Initiatives such as SYTACom, the new McGill-based Centre for Advanced Systems and Technologies in Communications, will cultivate industry relations. "We are also developing a phenomenal group in nanomaterials, and it will be exciting to see what happens in that area," he says. "We want to organize ourselves to connect disciplines and to build strengths. Then we have to let people outside see what kind of work we're doing. It's a process of engaging industry partners."

One example of bringing academic research to market is found in the DFT Microsystems office, overlooking Ste. Catherine and University Streets in Montreal, where they are launching a technology that could revolutionize testing of integrated chips (ICs). These tiny squares of silicon, carrying millions of transistors to make up an electrical circuit, are the building blocks of the computer age but, while ICs have been shrinking over the years, the equipment used to test them has remained massive and slow.

"There had to be a paradigm change," says Mohamed Hafed, BEng'97, MEng'98, PhD'02, senior member of the DFT technical staff and company co-founder. The company, whose acronym stands for "Design for Test," plans to shift that paradigm with a product both less expensive and faster than current technology, slicing test time from a matter of minutes to a few seconds. As every IC has to be tested, DFT is offering considerable savings in time and money for its clients.

Founded with seed money from MSBi Capital, a venture group supporting technology transfer from McGill, Sherbrooke and Bishop's Universities, DFT had a cohesive team from the beginning; most of its members carried out their graduate research in the McConnell Building lab of the Department of Electrical and Computer Engineering. Professor Gordon Roberts, who took a temporary leave from McGill to serve as DFT's President and Chief Technology Officer, says, "We weren't thinking about forming a company, but we filed four patents based on our research and then started looking down this path." McGill owns stock in the company and receives royalties on the patents developed in the University's labs.

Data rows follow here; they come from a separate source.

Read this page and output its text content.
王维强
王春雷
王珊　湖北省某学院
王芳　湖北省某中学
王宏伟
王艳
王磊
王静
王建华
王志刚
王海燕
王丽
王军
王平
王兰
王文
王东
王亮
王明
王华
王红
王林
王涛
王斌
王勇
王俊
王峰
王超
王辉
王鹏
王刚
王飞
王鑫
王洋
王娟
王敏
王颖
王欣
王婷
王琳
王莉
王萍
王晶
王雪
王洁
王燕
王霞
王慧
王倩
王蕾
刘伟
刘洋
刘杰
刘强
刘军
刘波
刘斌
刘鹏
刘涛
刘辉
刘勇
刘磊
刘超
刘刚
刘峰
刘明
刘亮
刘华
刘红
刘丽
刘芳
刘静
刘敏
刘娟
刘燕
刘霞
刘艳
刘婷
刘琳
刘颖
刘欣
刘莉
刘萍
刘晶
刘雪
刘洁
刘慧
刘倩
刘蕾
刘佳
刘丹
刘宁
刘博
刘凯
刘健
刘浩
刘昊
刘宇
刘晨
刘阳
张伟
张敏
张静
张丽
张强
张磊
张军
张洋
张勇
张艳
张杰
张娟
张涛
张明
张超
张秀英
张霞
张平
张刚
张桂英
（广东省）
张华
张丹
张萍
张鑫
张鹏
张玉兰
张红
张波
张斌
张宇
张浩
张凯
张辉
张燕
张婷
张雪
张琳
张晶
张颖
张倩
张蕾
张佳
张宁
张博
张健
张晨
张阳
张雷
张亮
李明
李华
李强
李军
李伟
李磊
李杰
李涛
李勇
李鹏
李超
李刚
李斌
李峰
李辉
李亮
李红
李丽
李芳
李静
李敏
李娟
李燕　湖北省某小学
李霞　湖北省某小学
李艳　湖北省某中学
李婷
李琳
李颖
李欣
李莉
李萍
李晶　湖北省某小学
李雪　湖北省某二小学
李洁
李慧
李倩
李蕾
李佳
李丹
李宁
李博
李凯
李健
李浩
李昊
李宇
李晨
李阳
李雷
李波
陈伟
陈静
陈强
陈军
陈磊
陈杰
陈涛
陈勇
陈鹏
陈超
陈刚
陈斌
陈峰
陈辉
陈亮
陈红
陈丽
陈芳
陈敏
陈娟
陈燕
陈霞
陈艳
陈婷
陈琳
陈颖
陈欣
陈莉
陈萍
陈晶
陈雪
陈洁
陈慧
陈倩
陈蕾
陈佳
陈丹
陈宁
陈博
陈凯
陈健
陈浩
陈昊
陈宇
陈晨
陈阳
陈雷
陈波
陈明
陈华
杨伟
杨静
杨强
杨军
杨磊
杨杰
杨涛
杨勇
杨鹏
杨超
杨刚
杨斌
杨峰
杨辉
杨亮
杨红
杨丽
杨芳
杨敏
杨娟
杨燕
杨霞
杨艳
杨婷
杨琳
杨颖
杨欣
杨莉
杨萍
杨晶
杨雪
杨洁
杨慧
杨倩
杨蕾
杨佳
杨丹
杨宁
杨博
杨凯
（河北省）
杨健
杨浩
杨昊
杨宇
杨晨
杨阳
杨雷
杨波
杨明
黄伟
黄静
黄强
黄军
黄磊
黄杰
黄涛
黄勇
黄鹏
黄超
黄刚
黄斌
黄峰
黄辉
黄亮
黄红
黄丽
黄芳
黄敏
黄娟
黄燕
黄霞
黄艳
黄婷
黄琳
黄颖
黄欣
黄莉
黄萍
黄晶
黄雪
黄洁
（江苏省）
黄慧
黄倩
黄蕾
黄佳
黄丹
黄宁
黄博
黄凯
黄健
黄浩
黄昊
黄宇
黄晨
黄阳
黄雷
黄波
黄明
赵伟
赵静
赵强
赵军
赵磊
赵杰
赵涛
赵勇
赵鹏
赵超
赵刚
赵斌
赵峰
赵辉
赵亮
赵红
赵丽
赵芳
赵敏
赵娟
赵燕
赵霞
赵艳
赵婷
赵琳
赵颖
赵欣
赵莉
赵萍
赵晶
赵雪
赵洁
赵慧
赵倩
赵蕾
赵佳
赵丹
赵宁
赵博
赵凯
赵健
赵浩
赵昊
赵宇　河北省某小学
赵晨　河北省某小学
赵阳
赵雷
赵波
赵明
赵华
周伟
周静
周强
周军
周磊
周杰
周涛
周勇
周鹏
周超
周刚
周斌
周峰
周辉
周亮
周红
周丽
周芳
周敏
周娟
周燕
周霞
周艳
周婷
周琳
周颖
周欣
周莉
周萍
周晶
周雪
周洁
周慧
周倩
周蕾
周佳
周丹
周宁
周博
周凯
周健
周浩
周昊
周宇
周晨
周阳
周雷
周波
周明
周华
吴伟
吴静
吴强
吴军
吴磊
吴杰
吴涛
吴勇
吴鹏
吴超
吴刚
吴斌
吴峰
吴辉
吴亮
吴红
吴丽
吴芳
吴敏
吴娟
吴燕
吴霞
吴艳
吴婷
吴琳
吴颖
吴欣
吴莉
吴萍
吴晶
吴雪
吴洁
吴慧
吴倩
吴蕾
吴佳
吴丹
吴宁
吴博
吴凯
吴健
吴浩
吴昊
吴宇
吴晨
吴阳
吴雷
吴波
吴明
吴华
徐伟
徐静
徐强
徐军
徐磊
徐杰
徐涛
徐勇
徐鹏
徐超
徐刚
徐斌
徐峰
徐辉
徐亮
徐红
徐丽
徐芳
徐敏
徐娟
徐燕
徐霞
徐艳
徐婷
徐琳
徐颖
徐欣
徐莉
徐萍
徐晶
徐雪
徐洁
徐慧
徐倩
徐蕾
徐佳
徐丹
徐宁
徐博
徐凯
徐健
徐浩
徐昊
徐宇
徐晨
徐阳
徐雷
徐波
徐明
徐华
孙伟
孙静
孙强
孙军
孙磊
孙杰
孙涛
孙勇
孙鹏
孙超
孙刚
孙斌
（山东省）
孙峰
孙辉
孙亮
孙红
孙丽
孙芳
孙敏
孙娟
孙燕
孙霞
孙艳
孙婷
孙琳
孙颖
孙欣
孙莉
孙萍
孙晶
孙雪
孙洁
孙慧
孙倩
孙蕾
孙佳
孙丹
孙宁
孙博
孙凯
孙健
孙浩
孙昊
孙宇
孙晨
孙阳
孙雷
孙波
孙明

"Business is often mysterious to engineers," says Hafed. "But in differentiating our product from others on the market, we're doing something similar to what a researcher does in finding new and important problems to investigate. We're trying to keep it real by addressing issues that people are facing." In November 2004, Hafed won one of three inaugural Young Innovator awards established by the federal Networks of Centres of Excellence program to recognize researchers across Canada who have moved a technology from academia to the market.

"In university research you are less constrained and are allowed to dream," says Hafed. "Here we're focused on one thing." But that focus still allows flexibility of a sort. "Everyone is involved in everything. If I need to be working on the bench, I'm there," he says. Recently, Hafed's main role has shifted to market research, identifying customer needs.

DFT's team has retained its focus through the move from academic labs to downtown offices. Working alongside Roberts and Hafed are a group of McGill engineering graduates: Antonio Chan, BEng'99, MEng'02, Geoffrey Duerden, MEng'02, Sébastien Laberge, BEng'99, MEng'02, Bardia Pishdad, MEng'02, and Clarence Tam, BEng'99, MEng'02. "We are a small company, so everybody's effort counts; you can see how your contribution affects the big picture," says Hafed. "And you become well-rounded. The other guys are designers, but they are doing all sorts of things."

Roberts agrees. "Everyone is still here and feeling positive," he notes. "We have the right group of people."